Defense lawyers said their client had no control over events due to his absence from Washington on January 6, 2021, but the judge noted that it conveniently allowed him to “distance himself” from the assault. of the Capitol. Enrique Tarrio was then in Baltimore, in the neighboring state of Maryland, due to a court order requiring him to leave the federal capital.

This injunction was part of the conditions of his release after two days of detention for burning a “Black Lives Matter” banner belonging to a church in Washington mainly attended by African-Americans during a demonstration which had degenerated in December.

“The physical absence of Tarrio in no way lessens the seriousness of his actions since he was more of a general than a soldier,” argued the prosecutors in their written argument in support of their submissions.

1,100 people arrested and charged

His lawyer, Nayib Hassan, on the contrary demanded clemency for this 39-year-old son of Cuban immigrants, originally from Florida (southeast), insisting, despite a former conviction for the sale of stolen medical equipment, on his cooperation in investigations. federal authorities on drug or human trafficking.

He also indicated that his client is “misidentified as ‘White'” in court documents. “The defendant is multiracial and of Afro-Cuban descent, so his race should be recorded as ‘Black’.”
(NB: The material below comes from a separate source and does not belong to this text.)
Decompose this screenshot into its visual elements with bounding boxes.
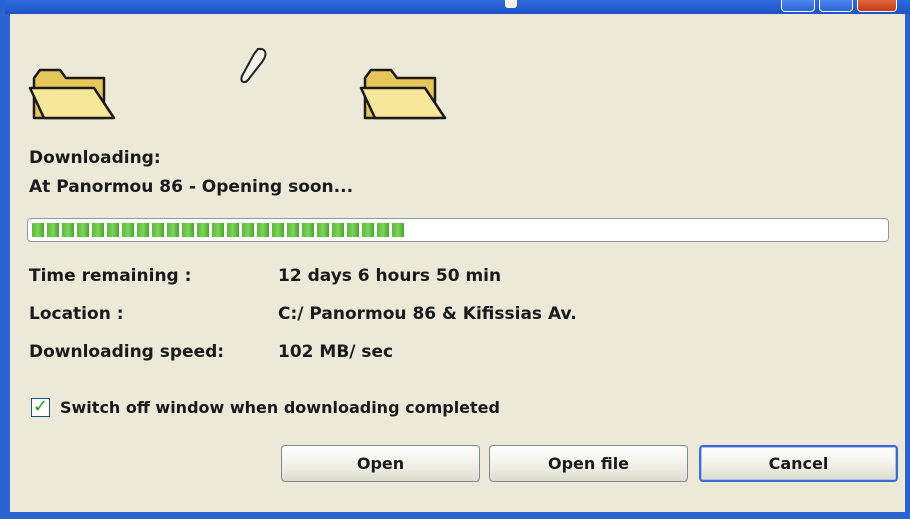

The identification with white supremacism of individuals classified as “Latinos” in the ethno-racial terminology in force in American society raises many questions, explained anthropologist Yarimar Bonilla in an op-ed published in August by the New York Times, citing Enrique Tarrio and Mauricio Garcia, author of a massacre in May in a shopping center in Texas, who professed Nazi convictions.

“Just as ‘Western supremacists’ in the United States cling to their European heritage by exalting their Celtic culture, so many Latinos cling to Eurocentric canons of beauty, aesthetics, and culture,” observes- she. Since January 6, 2021, more than 1,100 people have been arrested and charged. More than half were sentenced, mostly to prison terms.